To their credit, Priests anticipated the divisiveness of their new material. Back in November, vocalist Katie Alice Greer tweeted from the band’s account, “I don’t think these are the songs some of you will have *wanted* us to make, especially if you liked (Nothing Feels Natural) & just wanted (Nothing Feels Natural) 2.”
In any event, to point to the band’s reorientation towards pop as evidence — or, worse, proof — that they have “sold out” is to miss the point entirely. “The Seduction of Kansas” is accessible but ominous and, lyrically, just as politically charged as 2017’s Nothing Feels Natural, if more vaguely poetic. In the song’s music video, Greer, drummer/vocalist Daniele Daniele and guitarist G.L. Jaguar dance across various ballrooms of a Victorian estate, sometimes pausing for close-ups in which they caress the busts of white men whom I presume are now dead.

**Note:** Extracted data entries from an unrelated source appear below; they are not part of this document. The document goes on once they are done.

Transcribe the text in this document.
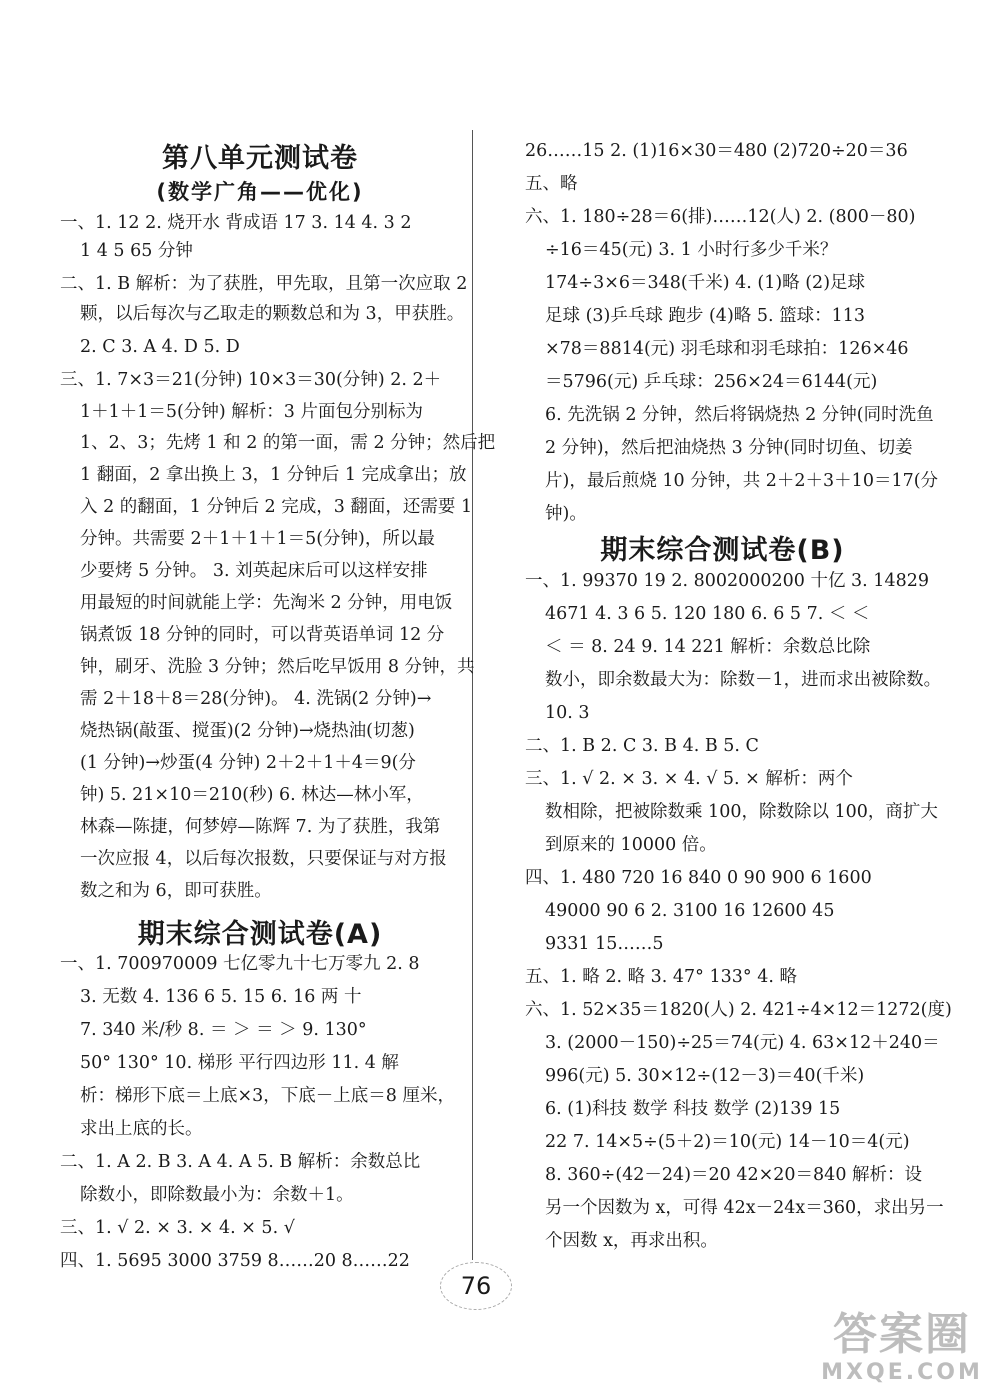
第八单元测试卷
(数学广角——优化)
一、1. 12 2. 烧开水 背成语 17 3. 14 4. 3 2
1 4 5 65 分钟
二、1. B 解析：为了获胜，甲先取，且第一次应取 2
颗，以后每次与乙取走的颗数总和为 3，甲获胜。
2. C 3. A 4. D 5. D
三、1. 7×3＝21(分钟) 10×3＝30(分钟) 2. 2＋
1＋1＋1＝5(分钟) 解析：3 片面包分别标为
1、2、3；先烤 1 和 2 的第一面，需 2 分钟；然后把
1 翻面，2 拿出换上 3，1 分钟后 1 完成拿出；放
入 2 的翻面，1 分钟后 2 完成，3 翻面，还需要 1
分钟。共需要 2＋1＋1＋1＝5(分钟)，所以最
少要烤 5 分钟。 3. 刘英起床后可以这样安排
用最短的时间就能上学：先淘米 2 分钟，用电饭
锅煮饭 18 分钟的同时，可以背英语单词 12 分
钟，刷牙、洗脸 3 分钟；然后吃早饭用 8 分钟，共
需 2＋18＋8＝28(分钟)。 4. 洗锅(2 分钟)→
烧热锅(敲蛋、搅蛋)(2 分钟)→烧热油(切葱)
(1 分钟)→炒蛋(4 分钟) 2＋2＋1＋4＝9(分
钟) 5. 21×10＝210(秒) 6. 林达—林小军，
林森—陈捷，何梦婷—陈辉 7. 为了获胜，我第
一次应报 4，以后每次报数，只要保证与对方报
数之和为 6，即可获胜。
期末综合测试卷(A)
一、1. 700970009 七亿零九十七万零九 2. 8
3. 无数 4. 136 6 5. 15 6. 16 两 十
7. 340 米/秒 8. ＝ ＞ ＝ ＞ 9. 130°
50° 130° 10. 梯形 平行四边形 11. 4 解
析：梯形下底＝上底×3，下底－上底＝8 厘米，
求出上底的长。
二、1. A 2. B 3. A 4. A 5. B 解析：余数总比
除数小，即除数最小为：余数＋1。
三、1. √ 2. × 3. × 4. × 5. √
四、1. 5695 3000 3759 8……20 8……22
26……15 2. (1)16×30＝480 (2)720÷20＝36
五、略
六、1. 180÷28＝6(排)……12(人) 2. (800－80)
÷16＝45(元) 3. 1 小时行多少千米？
174÷3×6＝348(千米) 4. (1)略 (2)足球
足球 (3)乒乓球 跑步 (4)略 5. 篮球：113
×78＝8814(元) 羽毛球和羽毛球拍：126×46
＝5796(元) 乒乓球：256×24＝6144(元)
6. 先洗锅 2 分钟，然后将锅烧热 2 分钟(同时洗鱼
2 分钟)，然后把油烧热 3 分钟(同时切鱼、切姜
片)，最后煎烧 10 分钟，共 2＋2＋3＋10＝17(分
钟)。
期末综合测试卷(B)
一、1. 99370 19 2. 8002000200 十亿 3. 14829
4671 4. 3 6 5. 120 180 6. 6 5 7. ＜ ＜
＜ ＝ 8. 24 9. 14 221 解析：余数总比除
数小，即余数最大为：除数－1，进而求出被除数。
10. 3
二、1. B 2. C 3. B 4. B 5. C
三、1. √ 2. × 3. × 4. √ 5. × 解析：两个
数相除，把被除数乘 100，除数除以 100，商扩大
到原来的 10000 倍。
四、1. 480 720 16 840 0 90 900 6 1600
49000 90 6 2. 3100 16 12600 45
9331 15……5
五、1. 略 2. 略 3. 47° 133° 4. 略
六、1. 52×35＝1820(人) 2. 421÷4×12＝1272(度)
3. (2000－150)÷25＝74(元) 4. 63×12＋240＝
996(元) 5. 30×12÷(12－3)＝40(千米)
6. (1)科技 数学 科技 数学 (2)139 15
22 7. 14×5÷(5＋2)＝10(元) 14－10＝4(元)
8. 360÷(42－24)＝20 42×20＝840 解析：设
另一个因数为 x，可得 42x－24x＝360，求出另一
个因数 x，再求出积。
76
答案圈
MXQE.COM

We occasionally watch the video from an additional remove, as guests in a movie theater, able to see other seats lined up before the screen. As a direct tie-in, the song’s most biting lyric comes at the end of the first verse, when Greer sings, “It’s the last picture show, all the cowboys they get ready / For a drawn-out charismatic parody of what a country thought it used to be.” It’s a line that immediately calls to mind every instance that anyone, from a powerful politician to a stranger on Twitter, has said, “This is not what America stands for!” in the past two-and-a-half years, while also addressing the tired absurdity of it all. America has been up to all kinds of skeevy bullshit for as long as it’s been around, and Priests have always been — and still are — interested in putting the mindset that ignores that fact on blast.